1. Field of the Invention
This invention relates to the field of backup storage and retrieval of data files, and particularly to the monitoring and expunging of backup versions of a file on sequentially updated target servers.
2. Description of Background
Conventionally, client file backup applications send information that is necessary to restore a file to the condition it was in at some point in time to a remote server. As such, remote servers are typically in communication with the client over a network connection that may have limited bandwidth. Further, the amount of storage a remote server is configured to provide to a client for maintaining backup files may also be limited. Known solutions to this problem include the operations of backing up an entire file, backing up the progressive delta files that are associated with a file, and backing up the incremental delta files that are associated with a tile. These know solutions are explained as follows.
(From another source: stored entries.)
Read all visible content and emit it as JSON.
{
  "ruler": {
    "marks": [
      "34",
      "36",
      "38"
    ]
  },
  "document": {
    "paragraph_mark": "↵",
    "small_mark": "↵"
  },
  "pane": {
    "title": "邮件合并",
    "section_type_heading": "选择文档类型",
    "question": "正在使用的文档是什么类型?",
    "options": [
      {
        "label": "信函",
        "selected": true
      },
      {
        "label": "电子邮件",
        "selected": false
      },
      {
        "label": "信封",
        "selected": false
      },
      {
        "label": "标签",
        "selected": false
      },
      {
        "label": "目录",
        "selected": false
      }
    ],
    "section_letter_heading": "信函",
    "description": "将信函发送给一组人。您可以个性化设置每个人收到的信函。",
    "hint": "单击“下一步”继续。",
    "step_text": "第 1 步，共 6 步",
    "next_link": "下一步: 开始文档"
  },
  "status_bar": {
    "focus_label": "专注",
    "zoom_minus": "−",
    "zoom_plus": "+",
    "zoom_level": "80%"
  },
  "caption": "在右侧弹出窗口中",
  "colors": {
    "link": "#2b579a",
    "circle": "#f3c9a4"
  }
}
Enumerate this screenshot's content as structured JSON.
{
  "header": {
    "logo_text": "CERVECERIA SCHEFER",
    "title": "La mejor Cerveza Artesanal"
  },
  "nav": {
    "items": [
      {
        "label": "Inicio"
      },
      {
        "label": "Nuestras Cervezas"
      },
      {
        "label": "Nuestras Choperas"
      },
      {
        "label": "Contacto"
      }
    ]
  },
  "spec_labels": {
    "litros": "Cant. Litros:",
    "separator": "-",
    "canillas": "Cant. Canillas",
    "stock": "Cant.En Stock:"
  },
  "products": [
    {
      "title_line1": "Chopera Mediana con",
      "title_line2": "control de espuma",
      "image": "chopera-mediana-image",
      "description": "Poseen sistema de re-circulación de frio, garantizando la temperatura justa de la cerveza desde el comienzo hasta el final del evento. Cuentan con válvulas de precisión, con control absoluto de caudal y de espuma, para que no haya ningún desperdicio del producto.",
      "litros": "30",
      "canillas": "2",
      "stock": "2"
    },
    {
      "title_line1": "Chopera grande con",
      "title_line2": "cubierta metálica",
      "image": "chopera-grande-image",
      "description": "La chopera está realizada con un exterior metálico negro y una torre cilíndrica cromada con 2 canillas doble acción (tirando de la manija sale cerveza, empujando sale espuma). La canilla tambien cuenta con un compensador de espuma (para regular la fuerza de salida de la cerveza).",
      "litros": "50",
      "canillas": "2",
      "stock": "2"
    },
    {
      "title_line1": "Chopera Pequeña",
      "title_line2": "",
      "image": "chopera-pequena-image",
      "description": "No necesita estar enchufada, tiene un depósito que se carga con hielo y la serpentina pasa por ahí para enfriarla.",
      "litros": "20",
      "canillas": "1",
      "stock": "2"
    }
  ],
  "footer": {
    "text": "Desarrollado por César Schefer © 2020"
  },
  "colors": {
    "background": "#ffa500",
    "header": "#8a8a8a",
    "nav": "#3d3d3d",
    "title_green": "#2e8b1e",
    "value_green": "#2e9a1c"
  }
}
Backing up an entire file requires that the entire content of a file be transmitted to a target server in the event that a backup file is made. This solution makes no attempt to monitor or conserve network bandwidth. Further, for this technique a restore operation consists of copying the entire file back from the target server storage. Additionally, target server storage space management for this technique involves the deleting of old versions of the file from the target server.
For this solution when a file is initially backed-up to a target server, the entire contents of the file is transmitted to the target server, thus establishing a “base” version of the backed-up file. In subsequent file backup operations, file data that is sent to the target server will contain all of the changes that have been made to the file since the base version was established. This new file data contains the “progressive delta,” that is, all of the changes that have been made to the file made since the transmittal of the base version to the target server. Although this technique conserves network bandwidth during a backup operation, when compared to the above-solution of backing up an entire file, a result of the present solution is that redundant changes will be transmitted each time a file backup is stored at the target server. In the event that a past version of a file needs to be recovered, the client simply restores the base version of the file and the progressive delta that is associated with the file. Additionally, any progressive delta that is associated with the file can be deleted to recover space from the target server without affecting a file restore operation (i.e., except the ability to recover a file to a specific point in time that is represented by the progressive delta that has been deleted is lost).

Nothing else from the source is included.